TIP: Use the zoom window to help you align the anchors precisely to the corners of your object. You may also use your fingers to Pinch & Zoom on the photo to better view the object.
 
Alignment rectangle examples:
To improve the accuracy of your measurements use an alignment rectangle that meets these requirements:
  • the rectangle is the same size or larger than what you are measuring
  • the Spike laser (orange dot) is as close to the center of the alignment rectangle
  • the rectangle surrounds the area being measured
 
To help you recognize suitable rectangles on the surfaces you are measuring, we have put together the following examples.
 

 
Since the sign is the object to be measured, the sign has been used for the alignment rectangle and the Spike laser (orange dot) is near the center of the alignment. Where possible the alignmen rectangle should encompass the area to be measured.

 

 
The lines of the siding and the frame can  be used as guides for creating an alignment rectangle. Using these lines, create a large rectangle. It is better to have a larger rectangle than smaller, and also ensure that the rectangle encompasses the Spike laser (red dot).

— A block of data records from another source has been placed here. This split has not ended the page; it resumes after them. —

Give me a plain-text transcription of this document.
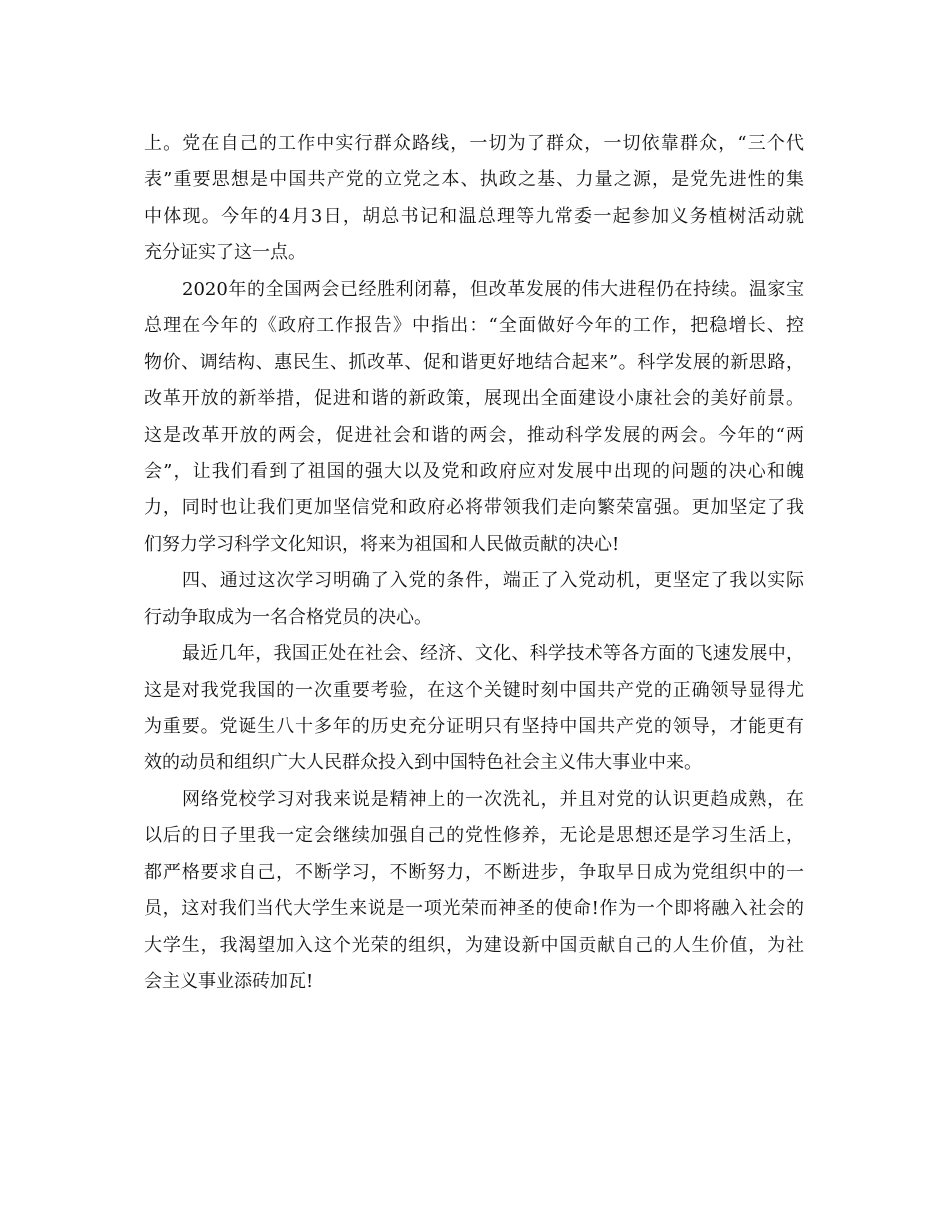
上。党在自己的工作中实行群众路线，一切为了群众，一切依靠群众，“三个代
表”重要思想是中国共产党的立党之本、执政之基、力量之源，是党先进性的集
中体现。今年的4月3日，胡总书记和温总理等九常委一起参加义务植树活动就
充分证实了这一点。
2020年的全国两会已经胜利闭幕，但改革发展的伟大进程仍在持续。温家宝
总理在今年的《政府工作报告》中指出：“全面做好今年的工作，把稳增长、控
物价、调结构、惠民生、抓改革、促和谐更好地结合起来”。科学发展的新思路，
改革开放的新举措，促进和谐的新政策，展现出全面建设小康社会的美好前景。
这是改革开放的两会，促进社会和谐的两会，推动科学发展的两会。今年的“两
会”，让我们看到了祖国的强大以及党和政府应对发展中出现的问题的决心和魄
力，同时也让我们更加坚信党和政府必将带领我们走向繁荣富强。更加坚定了我
们努力学习科学文化知识，将来为祖国和人民做贡献的决心!
四、通过这次学习明确了入党的条件，端正了入党动机，更坚定了我以实际
行动争取成为一名合格党员的决心。
最近几年，我国正处在社会、经济、文化、科学技术等各方面的飞速发展中，
这是对我党我国的一次重要考验，在这个关键时刻中国共产党的正确领导显得尤
为重要。党诞生八十多年的历史充分证明只有坚持中国共产党的领导，才能更有
效的动员和组织广大人民群众投入到中国特色社会主义伟大事业中来。
网络党校学习对我来说是精神上的一次洗礼，并且对党的认识更趋成熟，在
以后的日子里我一定会继续加强自己的党性修养，无论是思想还是学习生活上，
都严格要求自己，不断学习，不断努力，不断进步，争取早日成为党组织中的一
员，这对我们当代大学生来说是一项光荣而神圣的使命!作为一个即将融入社会的
大学生，我渴望加入这个光荣的组织，为建设新中国贡献自己的人生价值，为社
会主义事业添砖加瓦!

If a corner is obscured use the line of the siding instead of the corner the zoom window.


A second image needs to be captured to measure the area protruding (bump out) because it is a different surface.
The alignment rectangle uses the line from the siding at the top because of the shadow at the top.
When identifying the rectangle to use consider how defined it is particularly if there is shadow. For example, underneath an awning.

 


In this example we have used the line at the top rather than the corners using the zoom window because the corners are cut off.

    1. Move the bottom two anchor points so they are on the bottom two corners
    2. Zoom in on the top line
    3. Move one of the top anchor points to approximate its final position
    4. Move the final anchor point using the line at the top
    5. Go back and adjust the other top anchor point

 In this example, if there were no lines to use, you could use the location where the eaves intersect the side of the house, if the eaves are  symmetrical.


The whole area has been used in this example. Note the Spike laser is not on the raised letters but on the surface we are measuring. To measure the letters either measure them on the background surface beside the letters or aim the laser at the letters and use the top and bottom of the letters plus the two “I’s” to create the sides


In this example the line of the bricks have been used. Because there may be some deviation in the placement of the bricks make the alignment
rectangle as large as possible to average out any deviations.
Note: This image has been captured at a tight angle it would have been better to step back and taken the image across the road if possible.